The #1 Worst Hire of All When You Are Just Starting To Scale: The Mediocre VP of Engineering

So we’ve talked a ton on SaaStr over the years on the risks and benefits of hiring your various VPs and C-level execs.  We’ve spend the most time on hiring a great first VP of Sales, but all the VPs are super important.

Now that time has gone by though, I’m 100% sure that the worst mis-hire is CTO / VP Engineer.  Because it becomes the death of innovation.

I’ve seen this fact pattern or some variant thereof so many times:

  • Founder CEO + CTO

  • CTO gets start-up to $5m, $10m, $20m but just “can’t scale”

  • VP of Engineering or CTO from Big Tech Company hired

  • Everyone chooses the Nice Candidate

  • The Nice Candidate never codes, never learns the code base, never gets the magic

  • The Nice Candidate hires a bunch of engineers under them that aren’t that great

At first, things seem better with Mr. Nice Guy CTO / VP of Engineering.

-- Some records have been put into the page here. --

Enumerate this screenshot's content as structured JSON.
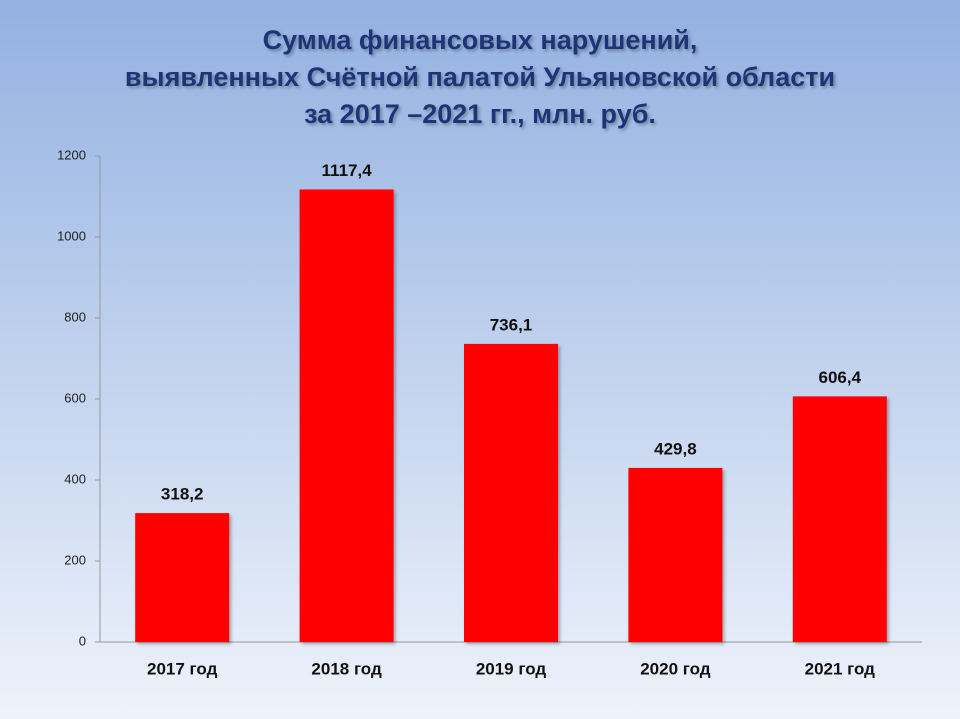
{
  "chart_data": {
    "type": "bar",
    "title": [
      "Сумма финансовых нарушений,",
      "выявленных Счётной палатой Ульяновской области",
      "за 2017 –2021 гг., млн. руб."
    ],
    "categories": [
      "2017 год",
      "2018 год",
      "2019 год",
      "2020 год",
      "2021 год"
    ],
    "values": [
      318.2,
      1117.4,
      736.1,
      429.8,
      606.4
    ],
    "value_labels": [
      "318,2",
      "1117,4",
      "736,1",
      "429,8",
      "606,4"
    ],
    "color": "#ff0000",
    "ylim": [
      0,
      1200
    ],
    "yticks": [
      0,
      200,
      400,
      600,
      800,
      1000,
      1200
    ],
    "grid": false
  }
}
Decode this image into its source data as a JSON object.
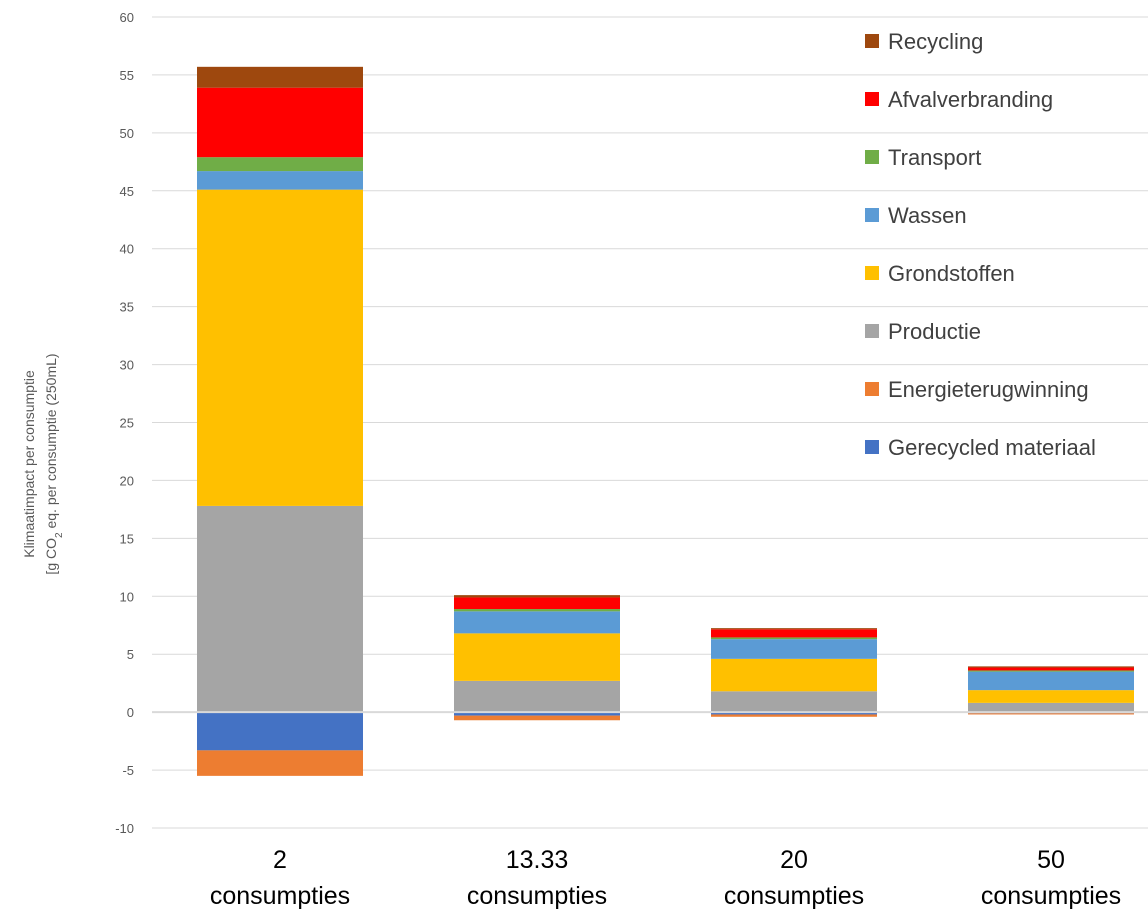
{
  "chart_data": {
    "type": "bar",
    "stacked": true,
    "title": "",
    "xlabel": "",
    "ylabel_line1": "Klimaatimpact per consumptie",
    "ylabel_line2_prefix": "[g CO",
    "ylabel_line2_sub": "2",
    "ylabel_line2_suffix": " eq. per consumptie (250mL)",
    "ylim": [
      -10,
      60
    ],
    "ytick_step": 5,
    "grid": true,
    "legend_position": "top-right",
    "categories": [
      {
        "line1": "2",
        "line2": "consumpties"
      },
      {
        "line1": "13.33",
        "line2": "consumpties"
      },
      {
        "line1": "20",
        "line2": "consumpties"
      },
      {
        "line1": "50",
        "line2": "consumpties"
      }
    ],
    "series": [
      {
        "name": "Gerecycled materiaal",
        "color": "#4472C4",
        "values": [
          -3.3,
          -0.3,
          -0.2,
          -0.1
        ]
      },
      {
        "name": "Energieterugwinning",
        "color": "#ED7D31",
        "values": [
          -2.2,
          -0.4,
          -0.2,
          -0.1
        ]
      },
      {
        "name": "Productie",
        "color": "#A5A5A5",
        "values": [
          17.8,
          2.7,
          1.8,
          0.8
        ]
      },
      {
        "name": "Grondstoffen",
        "color": "#FFC000",
        "values": [
          27.3,
          4.1,
          2.8,
          1.1
        ]
      },
      {
        "name": "Wassen",
        "color": "#5B9BD5",
        "values": [
          1.6,
          1.9,
          1.7,
          1.6
        ]
      },
      {
        "name": "Transport",
        "color": "#70AD47",
        "values": [
          1.2,
          0.2,
          0.15,
          0.1
        ]
      },
      {
        "name": "Afvalverbranding",
        "color": "#FF0000",
        "values": [
          6.0,
          1.0,
          0.7,
          0.25
        ]
      },
      {
        "name": "Recycling",
        "color": "#9E480E",
        "values": [
          1.8,
          0.2,
          0.1,
          0.1
        ]
      }
    ]
  }
}
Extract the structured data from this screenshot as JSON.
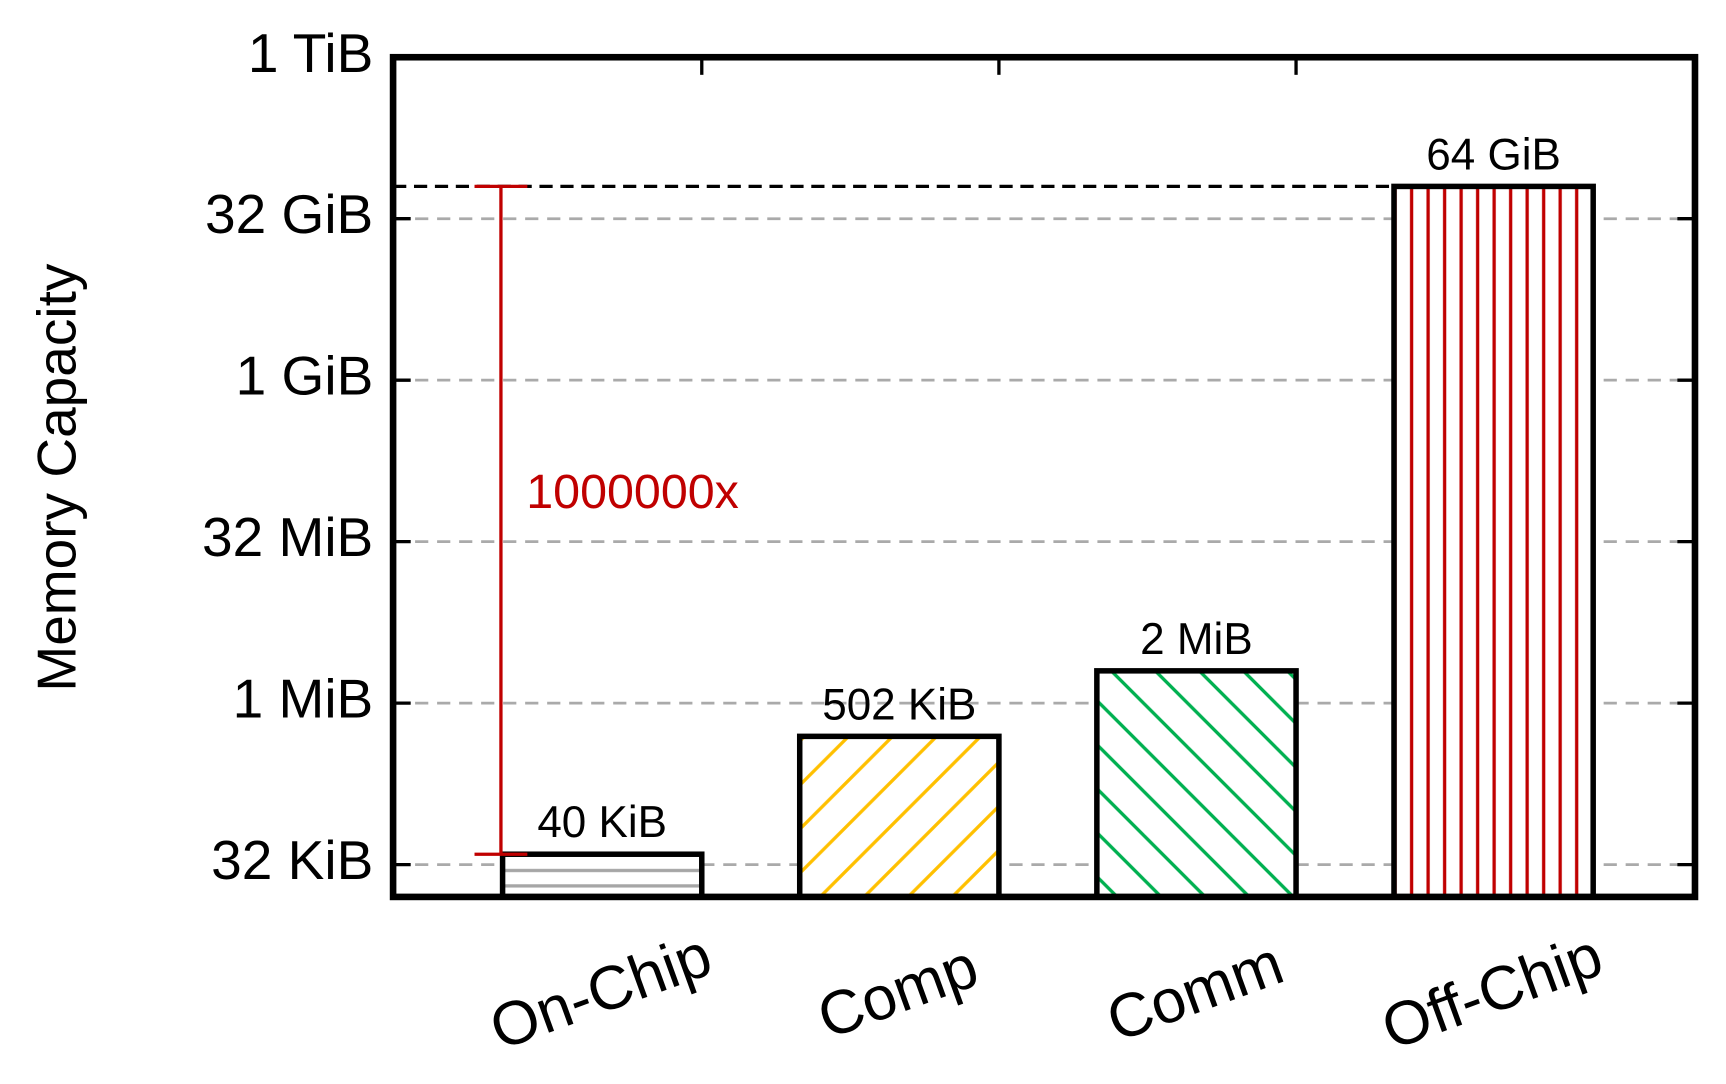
{
  "chart_data": {
    "type": "bar",
    "y_label": "Memory Capacity",
    "categories": [
      "On-Chip",
      "Comp",
      "Comm",
      "Off-Chip"
    ],
    "values": [
      40,
      502,
      2048,
      67108864
    ],
    "value_labels": [
      "40 KiB",
      "502 KiB",
      "2 MiB",
      "64 GiB"
    ],
    "colors": [
      "#a6a6a6",
      "#ffc000",
      "#00b050",
      "#c00000"
    ],
    "patterns": [
      "horizontal",
      "diagonal-up",
      "diagonal-down",
      "vertical"
    ],
    "log_scale": true,
    "grid": true,
    "ylim": [
      16,
      1073741824
    ],
    "yticks": [
      {
        "value": 32,
        "label": "32 KiB"
      },
      {
        "value": 1024,
        "label": "1 MiB"
      },
      {
        "value": 32768,
        "label": "32 MiB"
      },
      {
        "value": 1048576,
        "label": "1 GiB"
      },
      {
        "value": 33554432,
        "label": "32 GiB"
      },
      {
        "value": 1073741824,
        "label": "1 TiB"
      }
    ],
    "annotation": {
      "text": "1000000x",
      "color": "#c00000"
    }
  }
}
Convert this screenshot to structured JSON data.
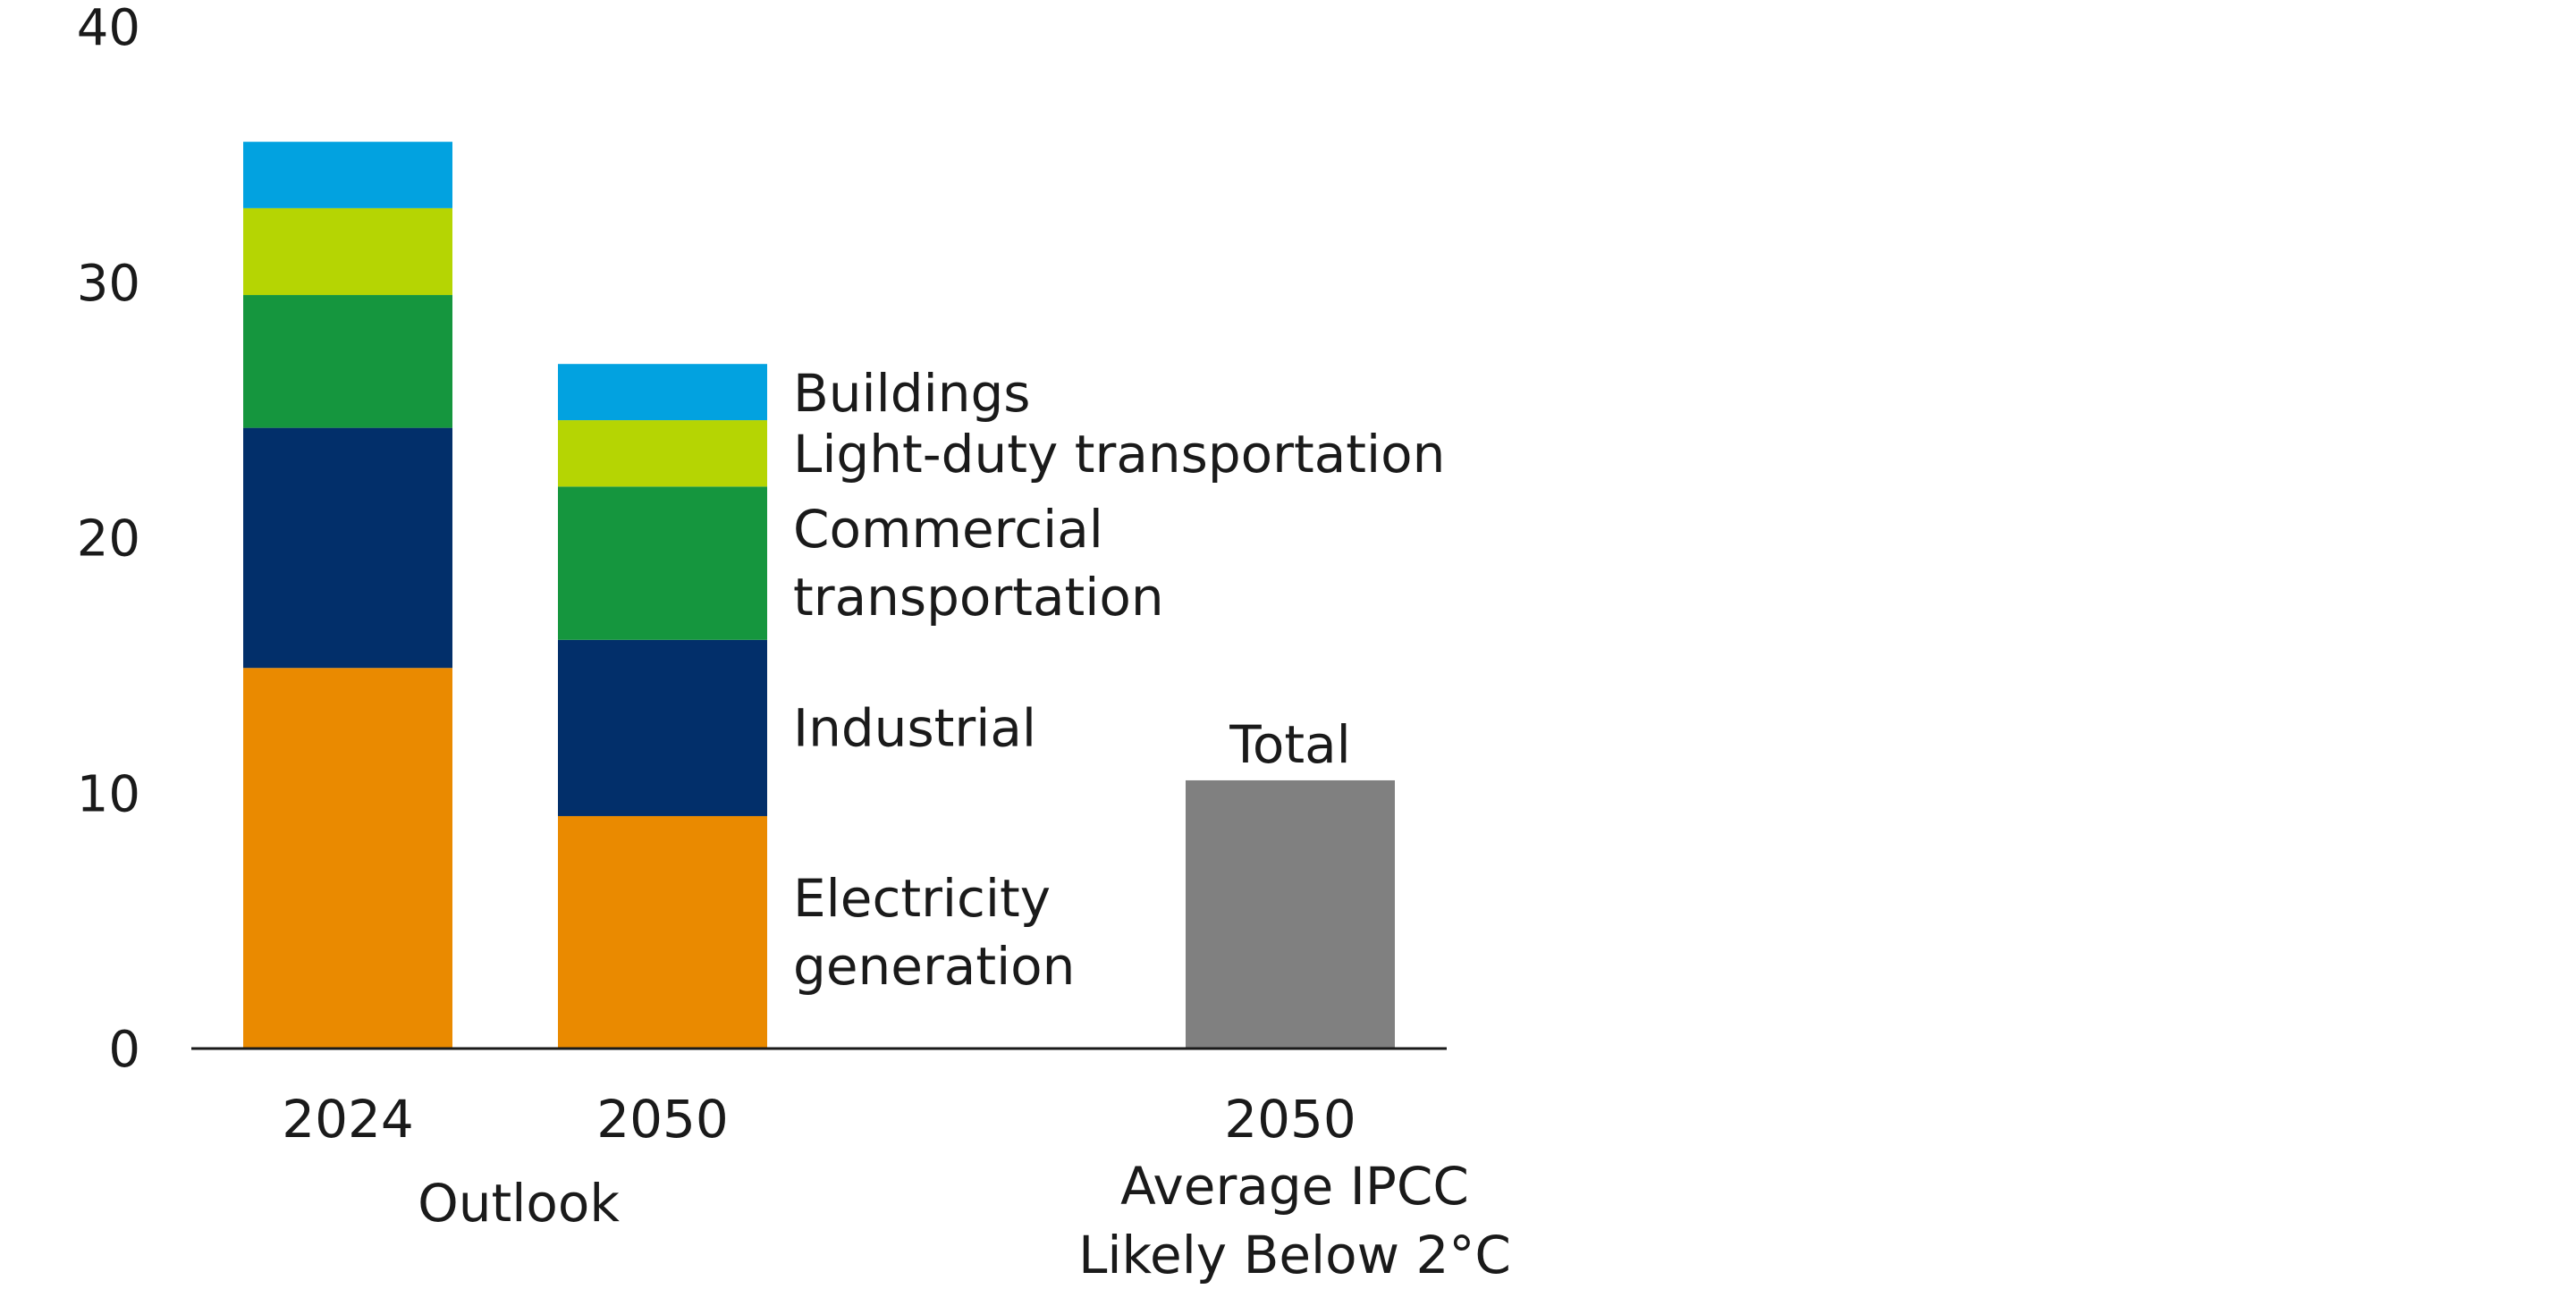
{
  "chart_data": {
    "type": "stacked-bar",
    "title": "",
    "xlabel": "",
    "ylabel": "",
    "ylim": [
      0,
      40
    ],
    "yticks": [
      "0",
      "10",
      "20",
      "30",
      "40"
    ],
    "grid": false,
    "legend": "inline-right-of-2050-bar",
    "categories": [
      {
        "label": "2024",
        "group": "Outlook"
      },
      {
        "label": "2050",
        "group": "Outlook"
      },
      {
        "label": "2050",
        "group": "Average IPCC Likely Below 2°C"
      }
    ],
    "group_labels": {
      "outlook": "Outlook",
      "ipcc_line1": "Average IPCC",
      "ipcc_line2": "Likely Below 2°C"
    },
    "series": [
      {
        "name": "Electricity generation",
        "label_lines": [
          "Electricity",
          "generation"
        ],
        "color": "#EA8A00",
        "values": [
          14.9,
          9.1,
          null
        ]
      },
      {
        "name": "Industrial",
        "label_lines": [
          "Industrial"
        ],
        "color": "#022F6A",
        "values": [
          9.4,
          6.9,
          null
        ]
      },
      {
        "name": "Commercial transportation",
        "label_lines": [
          "Commercial",
          "transportation"
        ],
        "color": "#15963E",
        "values": [
          5.2,
          6.0,
          null
        ]
      },
      {
        "name": "Light-duty transportation",
        "label_lines": [
          "Light-duty transportation"
        ],
        "color": "#B5D503",
        "values": [
          3.4,
          2.6,
          null
        ]
      },
      {
        "name": "Buildings",
        "label_lines": [
          "Buildings"
        ],
        "color": "#02A2E0",
        "values": [
          2.6,
          2.2,
          null
        ]
      },
      {
        "name": "Total",
        "label_lines": [
          "Total"
        ],
        "color": "#808080",
        "values": [
          null,
          null,
          10.5
        ]
      }
    ]
  }
}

Things are more organized under Mr Nice Guy VP of Engineering.  There are a lot more discussions, which everyone feels great about.  Fewer erratic changes.  Releases are smoother.  Everything is calmer.

And … innovation just ends.  This VP of Eng / CTO never knows the magic, the why, or the how.  And the competition pulls ahead.

And even worse, the founding CTO often either leaves or disengages.  And the magic is lost.

Even at Adobe Sign / EchoSign, my last start-up, my co-founder and CTO is still at Adobe as one of the most senior scientists.  Why?  Because they know even at $250m+ ARR they still need him.  He wrote all the original code base, and the original magic.  They don’t need him for all that much on a weekly basis.  But when they need him — they really need him.  Even today.

I have a rule: never hire a CTO that wears a tie.

It’s always a sign they are selling up, rather than being a hacker.  You need a hacker at the head of engineering.  Maybe forever.

And whatever you do, when the time comes to hire an outside VP Eng / CTO, try to make sure you and your co-founder both are 100% aligned they are a 10/10.  An epic hacker and engineer, not just a manager.

Managers are a dime a dozen today.  And they can’t win in engineering in a world that is more competitive than ever.

When I see this happening, I fight.  I fight to help the founders see it.  I go down with the fight.

Because when you hire a VP Eng / CTO that isn’t a 10, it’s the day your start-up starts to die.

The other VPs, if you make a mis-hire, you can recover.  But 2 years of no more innovation?  I don’t know if most of us can fight our way back from that.